The Changing Dynamics of Co-ethnic Entrepreneurship

In “Beyond Co-ethnic Solidarity: Mexican and Ecuadorean Employment in Korean-owned businesses in New York City”, the author, Dae Young Kim, examines the changing dynamics in the co-ethnic nature of Korean owned businesses and applies these findings to critique the traditional scholarly approach to immigrant entrepreneurship

In the past, scholars have put forward the Ethnic Enclave Thesis, asserting that in ethnic enclaves co-ethnic employees and employers form a mutually beneficial relationship. In other words, both sides benefit from an economic relationship. Employees provide employers with a large and cost-efficient labor force while employers provide training and the chance for promotion or independent entrepreneurship.

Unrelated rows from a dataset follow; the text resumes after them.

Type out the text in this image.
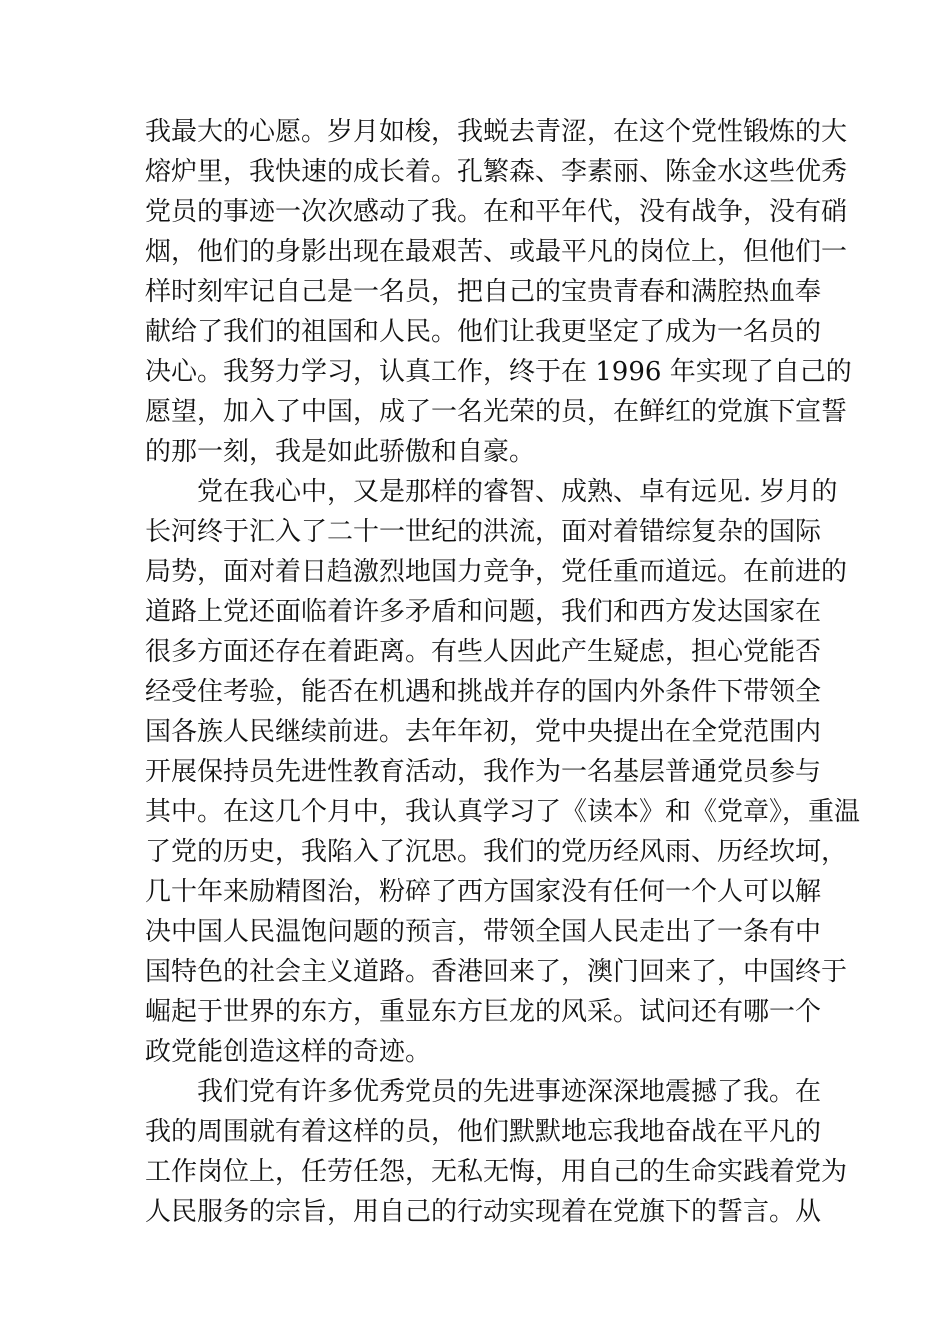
我最大的心愿。岁月如梭，我蜕去青涩，在这个党性锻炼的大
熔炉里，我快速的成长着。孔繁森、李素丽、陈金水这些优秀
党员的事迹一次次感动了我。在和平年代，没有战争，没有硝
烟，他们的身影出现在最艰苦、或最平凡的岗位上，但他们一
样时刻牢记自己是一名员，把自己的宝贵青春和满腔热血奉
献给了我们的祖国和人民。他们让我更坚定了成为一名员的
决心。我努力学习，认真工作，终于在 1996 年实现了自己的
愿望，加入了中国，成了一名光荣的员，在鲜红的党旗下宣誓
的那一刻，我是如此骄傲和自豪。
党在我心中，又是那样的睿智、成熟、卓有远见. 岁月的
长河终于汇入了二十一世纪的洪流，面对着错综复杂的国际
局势，面对着日趋激烈地国力竞争，党任重而道远。在前进的
道路上党还面临着许多矛盾和问题，我们和西方发达国家在
很多方面还存在着距离。有些人因此产生疑虑，担心党能否
经受住考验，能否在机遇和挑战并存的国内外条件下带领全
国各族人民继续前进。去年年初，党中央提出在全党范围内
开展保持员先进性教育活动，我作为一名基层普通党员参与
其中。在这几个月中，我认真学习了《读本》和《党章》，重温
了党的历史，我陷入了沉思。我们的党历经风雨、历经坎坷，
几十年来励精图治，粉碎了西方国家没有任何一个人可以解
决中国人民温饱问题的预言，带领全国人民走出了一条有中
国特色的社会主义道路。香港回来了，澳门回来了，中国终于
崛起于世界的东方，重显东方巨龙的风采。试问还有哪一个
政党能创造这样的奇迹。
我们党有许多优秀党员的先进事迹深深地震撼了我。在
我的周围就有着这样的员，他们默默地忘我地奋战在平凡的
工作岗位上，任劳任怨，无私无悔，用自己的生命实践着党为
人民服务的宗旨，用自己的行动实现着在党旗下的誓言。从
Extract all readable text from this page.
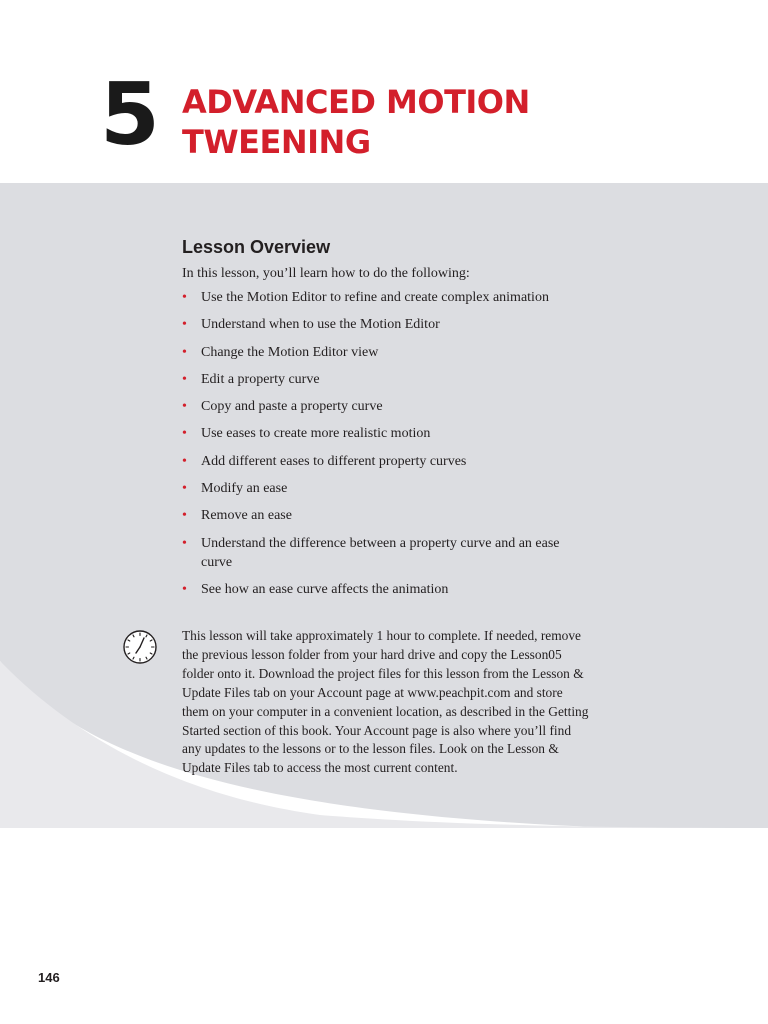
5 ADVANCED MOTION
TWEENING
Lesson Overview

In this lesson, you’ll learn how to do the following:

• Use the Motion Editor to refine and create complex animation
• Understand when to use the Motion Editor
• Change the Motion Editor view
• Edit a property curve
• Copy and paste a property curve
• Use eases to create more realistic motion
• Add different eases to different property curves
• Modify an ease
• Remove an ease
• Understand the difference between a property curve and an ease curve
• See how an ease curve affects the animation

This lesson will take approximately 1 hour to complete. If needed, remove the previous lesson folder from your hard drive and copy the Lesson05 folder onto it. Download the project files for this lesson from the Lesson & Update Files tab on your Account page at www.peachpit.com and store them on your computer in a convenient location, as described in the Getting Started section of this book. Your Account page is also where you’ll find any updates to the lessons or to the lesson files. Look on the Lesson & Update Files tab to access the most current content.

146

How did this co-ethnic economic model come to be? With the drastic increase in the reate of immigration in the nineteen sixties came rising discrimination. Immigrants succeeded in overcoming this discrimination and building new economies and communities for themselves by collaborating and cooperating with their co-ethnic community to help build businesses and become economically self sufficient.

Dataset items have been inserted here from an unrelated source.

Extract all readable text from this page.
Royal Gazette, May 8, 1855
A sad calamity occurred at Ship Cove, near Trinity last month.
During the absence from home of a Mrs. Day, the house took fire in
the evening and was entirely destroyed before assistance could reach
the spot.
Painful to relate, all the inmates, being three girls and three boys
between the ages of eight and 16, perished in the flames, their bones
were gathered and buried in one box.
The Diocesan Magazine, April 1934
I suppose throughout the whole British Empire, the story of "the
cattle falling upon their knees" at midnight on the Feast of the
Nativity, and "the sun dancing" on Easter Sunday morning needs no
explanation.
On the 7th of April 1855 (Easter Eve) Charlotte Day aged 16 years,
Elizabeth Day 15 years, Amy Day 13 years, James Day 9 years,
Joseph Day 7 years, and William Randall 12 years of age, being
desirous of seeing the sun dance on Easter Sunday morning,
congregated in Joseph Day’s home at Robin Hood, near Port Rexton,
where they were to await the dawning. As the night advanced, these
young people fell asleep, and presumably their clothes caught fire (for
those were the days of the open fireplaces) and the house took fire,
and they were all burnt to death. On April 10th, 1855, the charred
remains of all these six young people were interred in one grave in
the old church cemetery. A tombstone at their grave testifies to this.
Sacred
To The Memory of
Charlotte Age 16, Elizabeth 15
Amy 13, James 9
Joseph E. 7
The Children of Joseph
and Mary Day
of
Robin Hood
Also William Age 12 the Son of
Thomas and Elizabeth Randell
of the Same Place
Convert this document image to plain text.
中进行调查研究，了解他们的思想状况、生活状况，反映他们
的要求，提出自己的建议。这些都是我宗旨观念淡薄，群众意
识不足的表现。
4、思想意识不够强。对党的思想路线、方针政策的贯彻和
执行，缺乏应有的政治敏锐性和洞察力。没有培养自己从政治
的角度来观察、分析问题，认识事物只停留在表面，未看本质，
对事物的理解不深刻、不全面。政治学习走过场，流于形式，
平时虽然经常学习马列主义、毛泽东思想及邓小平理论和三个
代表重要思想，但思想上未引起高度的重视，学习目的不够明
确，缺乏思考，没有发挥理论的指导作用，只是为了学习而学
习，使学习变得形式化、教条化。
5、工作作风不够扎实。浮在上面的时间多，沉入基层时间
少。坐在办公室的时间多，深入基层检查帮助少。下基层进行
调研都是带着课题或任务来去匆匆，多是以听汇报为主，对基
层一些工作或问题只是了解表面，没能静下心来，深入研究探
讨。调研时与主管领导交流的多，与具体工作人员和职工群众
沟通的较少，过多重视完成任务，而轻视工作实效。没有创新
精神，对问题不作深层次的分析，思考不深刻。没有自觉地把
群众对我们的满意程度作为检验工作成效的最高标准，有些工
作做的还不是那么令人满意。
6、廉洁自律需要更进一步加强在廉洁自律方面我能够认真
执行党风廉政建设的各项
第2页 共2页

In the past, scholarly literature has almost exclusively painted a positive picture of co-ethnic economic partnership and as a result has failed to properly note the internal conflicts and views within ethnic communities. These conflicts, perceptions, and the resulting economic shift have contradicted the fully positive model of co-ethnic entrepreneurship and economic solidarity. To address these issues, Kim uses the events behind the changing dynamics within Korean-owned business to illustrate the costs and following downfall of co-ethnic economic solidarity.

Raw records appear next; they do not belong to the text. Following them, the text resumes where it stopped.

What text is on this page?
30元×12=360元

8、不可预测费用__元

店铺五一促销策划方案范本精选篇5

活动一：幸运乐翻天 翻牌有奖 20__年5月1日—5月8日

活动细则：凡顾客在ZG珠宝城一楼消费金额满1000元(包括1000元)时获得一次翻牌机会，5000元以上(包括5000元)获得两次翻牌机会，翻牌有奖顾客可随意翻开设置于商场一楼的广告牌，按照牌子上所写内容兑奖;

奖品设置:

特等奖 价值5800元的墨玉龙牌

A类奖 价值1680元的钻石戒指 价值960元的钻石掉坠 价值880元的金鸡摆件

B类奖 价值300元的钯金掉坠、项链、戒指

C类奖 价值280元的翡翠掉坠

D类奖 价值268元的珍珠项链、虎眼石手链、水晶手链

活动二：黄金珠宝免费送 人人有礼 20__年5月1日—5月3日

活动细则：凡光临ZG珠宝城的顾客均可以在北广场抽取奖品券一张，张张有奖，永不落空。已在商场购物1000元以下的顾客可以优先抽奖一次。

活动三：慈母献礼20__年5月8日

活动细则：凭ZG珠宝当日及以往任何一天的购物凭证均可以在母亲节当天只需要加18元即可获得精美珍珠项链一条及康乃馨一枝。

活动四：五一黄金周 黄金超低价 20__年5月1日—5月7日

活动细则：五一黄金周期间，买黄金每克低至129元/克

In short, what happened in the Korean immigrant economic community was as follows: In the beginning, Korean businesses followed the Ethnic Enclave Thesis perfectly. They hired many of their co-ethnics who provided them with abundant, cheap, and reliable labor. In return they provided job training and also provided an established business infrastructure and community from which new immigrant could eventually mold their own businesses. And in this lies the problem. Eventually, the population that would have been employed cheaply by business owners became business owners themselves or advanced themselves economically using other paths.  As Korean business owners saw their own labor pool dry up they were forced to turn to other more reliable and cost-efficient sources, namely, recent Latino immigrants.